Changvang Her says the Partners in Healing program helps make shamans and the Hmong community more trusting of western medicine. And the reverse is also true — doctors now know what to expect from their Hmong patients. But that wasn’t always the case; just as Hmong refugees didn’t know what to do about western doctors, western doctors didn’t know how to approach the Hmong.
Janice Wilkerson directs cultural programs at Mercy Medical Center. She said when the Hmong first starting coming to the hospital, the staff didn’t know their practices. That led to the hospital making some mistakes they weren’t very proud of, and did not want to have happen again.
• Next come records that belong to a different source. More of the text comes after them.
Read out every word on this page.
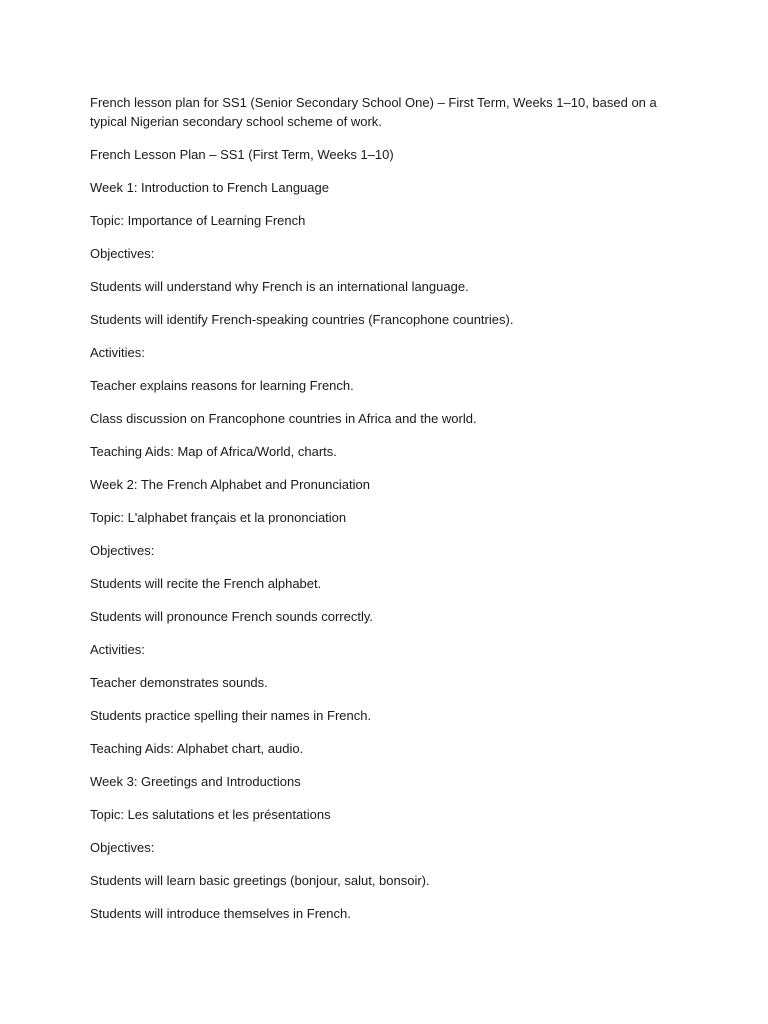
French lesson plan for SS1 (Senior Secondary School One) – First Term, Weeks 1–10, based on a typical Nigerian secondary school scheme of work.

French Lesson Plan – SS1 (First Term, Weeks 1–10)

Week 1: Introduction to French Language

Topic: Importance of Learning French

Objectives:

Students will understand why French is an international language.

Students will identify French-speaking countries (Francophone countries).

Activities:

Teacher explains reasons for learning French.

Class discussion on Francophone countries in Africa and the world.

Teaching Aids: Map of Africa/World, charts.

Week 2: The French Alphabet and Pronunciation

Topic: L'alphabet français et la prononciation

Objectives:

Students will recite the French alphabet.

Students will pronounce French sounds correctly.

Activities:

Teacher demonstrates sounds.

Students practice spelling their names in French.

Teaching Aids: Alphabet chart, audio.

Week 3: Greetings and Introductions

Topic: Les salutations et les présentations

Objectives:

Students will learn basic greetings (bonjour, salut, bonsoir).

Students will introduce themselves in French.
A series of mistakes is chronicled in Anne Fadiman’s non-fiction book “The Spirit Catches You and You Fall Down.” The true story is about a young Hmong girl in Merced with severe epilepsy who didn’t get properly treated — and ultimately died at a young age — because of the cultural misunderstandings between the girl’s parents and hospital staff. Wilkerson says there were other cultural misunderstandings too.
“When the Hmong would come to our emergency department, staff would sometimes cut off the knotted strings on their wrists, which was part of the Hmong shamans healing,” said Wilkerson.
Wilkerson says they don’t do that any more. Mercy Medical Center now permits Hmong shamans to come to patients’ rooms to perform healing ceremonies. They even have a list of ceremonies that have been pre-approved by the hospital.
Wilkerson said it has been a two-way learning process. Doctors also attend traditional Hmong ceremonies where they get to spend time with shamans outside of the hospital setting and learn more about their healing traditions. Now physicians in cities with large Hmong populations, like Sacramento and Fresno, are looking to Mery Medical Center as a model. “It’s bridged that gap, from our physicians, our staff, to the Hmong culture.”